Cape and Islands Senator Julian Cyr has withdrawn an amendment from the Senate’s Housing Bond Bill that would have reinstituted a controversial measure allowing a local option for a transfer fee on real estate transactions to fund affordable housing, all but guaranteeing the proposal, which Nantucket has championed for years, will not be adopted this year.

Cyr spoke in favor of the amendment during Thursday’s meeting, but ultimately withdrew it without a vote.

“We are doing a lot in this $5.2 billion bill here but the Commonwealth can’t finance all of our housing needs here,” he said. “This is an amendment I really wanted to put forward to show the scope of what’s possible here, how we could harness a luxury transfer fee to work for certain communities.”

This is a route he has taken before, and one some local advocates of the transfer fee, including former Nantucket Housing Director Tucker Holland, have been skeptical of. It is common practice for legislators to withdraw amendments that will not pass to avoid a negative vote being taken. This may have been the impetus for Cyr’s decision to withdraw the amendment Thursday after the Joint Committee on Housing endorsed a version of the bill without a local option for a transfer fee.

Advocates of the transfer fee, which would allow municipalities to impose a small tax on real estate transactions over $1 million to fund affordable housing, had their hopes raised last fall when Healey unveiled a housing bond bill that included the fee. But both the House and now the Senate opted to exclude the provision.

Local housing advocates had been optimistic that an amendment to the bill might have been able to pass Thursday. It is still possible that the transfer fee could be added back into the bill during negotiations between the House and the Senate, as the two legislative bodies passed different versions of the bill, but it seems unlikely, as neither version contains the local option.

Healey's bill would have allowed municipalities and regional affordable housing commissions to adopt a transfer fee between 0.5 percent and 2.0 percent on real estate sale proceeds over $1 million or the county median home sales price, whichever is greater. The fee would be required to be used for affordable housing development. It is a concept first floated by Nantucket more than a decade ago, and now supported by communities across the state, including Boston.

“A luxury real estate transfer fee has broad support, evidenced by the nearly twenty municipalities that have sent us home rules requesting it,” he said. “Two-thirds of the states have transfer fees on luxury real estate transactions.”

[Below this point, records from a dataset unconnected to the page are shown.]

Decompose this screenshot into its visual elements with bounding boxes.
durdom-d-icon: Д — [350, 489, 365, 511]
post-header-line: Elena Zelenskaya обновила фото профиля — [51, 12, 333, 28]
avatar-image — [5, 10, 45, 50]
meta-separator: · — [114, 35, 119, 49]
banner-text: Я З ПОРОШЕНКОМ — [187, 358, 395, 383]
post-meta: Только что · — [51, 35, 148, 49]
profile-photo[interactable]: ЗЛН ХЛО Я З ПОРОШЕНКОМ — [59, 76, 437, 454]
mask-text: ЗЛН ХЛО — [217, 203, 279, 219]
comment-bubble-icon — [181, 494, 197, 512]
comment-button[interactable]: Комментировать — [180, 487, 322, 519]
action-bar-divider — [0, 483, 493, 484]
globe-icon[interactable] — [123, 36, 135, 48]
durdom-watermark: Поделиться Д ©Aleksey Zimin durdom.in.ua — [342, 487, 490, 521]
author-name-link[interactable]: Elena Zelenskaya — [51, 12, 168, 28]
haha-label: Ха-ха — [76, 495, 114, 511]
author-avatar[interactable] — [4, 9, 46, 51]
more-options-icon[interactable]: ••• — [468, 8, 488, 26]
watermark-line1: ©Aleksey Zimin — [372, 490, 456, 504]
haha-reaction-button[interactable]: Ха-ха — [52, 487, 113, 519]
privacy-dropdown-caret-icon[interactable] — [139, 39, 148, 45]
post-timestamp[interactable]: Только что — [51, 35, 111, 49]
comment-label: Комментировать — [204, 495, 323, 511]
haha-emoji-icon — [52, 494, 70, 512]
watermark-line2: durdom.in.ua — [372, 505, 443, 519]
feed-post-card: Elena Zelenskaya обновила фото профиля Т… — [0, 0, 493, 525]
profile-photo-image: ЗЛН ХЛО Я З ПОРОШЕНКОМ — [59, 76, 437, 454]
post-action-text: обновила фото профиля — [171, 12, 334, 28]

But the Massachusetts Association of Real Estate Brokers, among other groups, has lobbied hard against the legislation. Although Nantucket passes the local option transfer fee as a home rule petition at Town Meeting every year, it cannot go into effect without state approval, and the legislature has repeatedly stymied Nantucket’s efforts. It is likely that the fight for the transfer fee will continue in the next legislative session.